Die hat daraufhin deine Schwägerin und deinen Enkel vergiftet. Judas wollte sie reanimieren. Zum Glück war er zu spät, sonst hätte man ihn sofort getötet. Emma hat sich daraufhin umgebracht. Diese undankbare, dumme Schlampe hat das Geschenk des Lebens einfach weggeworfen. Naja. Es besteht jedenfalls nun die Möglichkeit, dass Judas deshalb nur der Arm abgehackt wird. Wenn er das überlebt, ohne dass er medizinisch versorgt wird, dann darf er leben.

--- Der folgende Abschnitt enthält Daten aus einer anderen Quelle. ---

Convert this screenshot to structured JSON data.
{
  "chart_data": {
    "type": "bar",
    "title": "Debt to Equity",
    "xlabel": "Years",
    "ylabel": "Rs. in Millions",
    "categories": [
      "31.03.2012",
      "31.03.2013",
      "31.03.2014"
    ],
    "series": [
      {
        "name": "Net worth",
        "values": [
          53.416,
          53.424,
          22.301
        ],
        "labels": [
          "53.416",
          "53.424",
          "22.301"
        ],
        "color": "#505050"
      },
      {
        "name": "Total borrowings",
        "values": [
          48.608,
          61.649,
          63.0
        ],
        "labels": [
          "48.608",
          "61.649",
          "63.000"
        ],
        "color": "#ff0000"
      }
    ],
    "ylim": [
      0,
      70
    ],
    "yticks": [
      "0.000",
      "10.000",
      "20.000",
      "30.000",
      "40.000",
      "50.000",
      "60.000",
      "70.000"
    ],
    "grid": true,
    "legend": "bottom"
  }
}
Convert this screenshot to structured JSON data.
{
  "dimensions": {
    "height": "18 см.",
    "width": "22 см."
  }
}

Das ist eines der neueren brillanten Gesetze des Präsidenten.«
Charly blickte auf Judas, der das ganze Gespräch mitbekommen hatte und entsetzt auf seinen Vater schaute. Er wollte etwas sagen, doch er war zu schwach. Stattdessen hustete er die ganze Zeit. Charly, der nicht einmal genau wusste, ob der Mann am Kreuz wirklich sein Sohn war, brach erneut zu Boden und weinte.
»Er muss noch einen Tag durchhalten. Nach vier Tagen enden die Qualen am Kreuz. Aber wenn du denkst er stirbt sowieso, dann habe ich etwas für dich, um seine Qualen zu beenden.«
Epi streckte Charly seinen Revolver entgegen. Charly nahm ihn zögernd an und blickte kurz auf Judas, der bereits wieder eingeschlafen war.
»Ich genieße gerade deinen Blick, alter Mann. Ich weiß, du würdest die Waffe nun allzu gerne gegen mich richten und abdrücken. Aber es würde dir nichts nützen.«
Charly sah sich den langen Lauf des Revolvers genauestens an. Er gab die Waffe an Epi zurück und lächelte den Mann am Kreuz an.
»Es ist egal, ob du wirklich mein Sohn bist oder nicht, aber ich gebe dir hiermit mein Wort, dass du nicht an diesem Kreuz verrecken musst.«
Der junge Mann hatte für einen kleinen Moment seine Augen wieder geöffnet und schaute Charly ungläubig an. Er versuchte zu sprechen. Beim Versuch das nächste Wort auszudrücken hustete er Blut. Er blickte Charly kurz an und spie er erneut einige Bluttropfen herunter. Ein Tropfen landete auf Charlys weißem Haar. Dieser wandte sich zu Epi.
»Erkläre mir die Welt, in der ich mich nun befinde. Warum ist sie so, wie sie ist? Wie funktioniert sie? Wie kann ich ihm morgen helfen?«
»Na gut. Das werde ich tun. Folge mir! Wir gehen in die Bibliothek. Diese enthält auch ein kleines Museum. Vielleicht findest du da deine Antworten.«
Charly schaute ein letztes Mal wehmütig auf Judas, der bereits wieder eingeschlafen war und schwor sich, an diese Stelle zurückzukehren.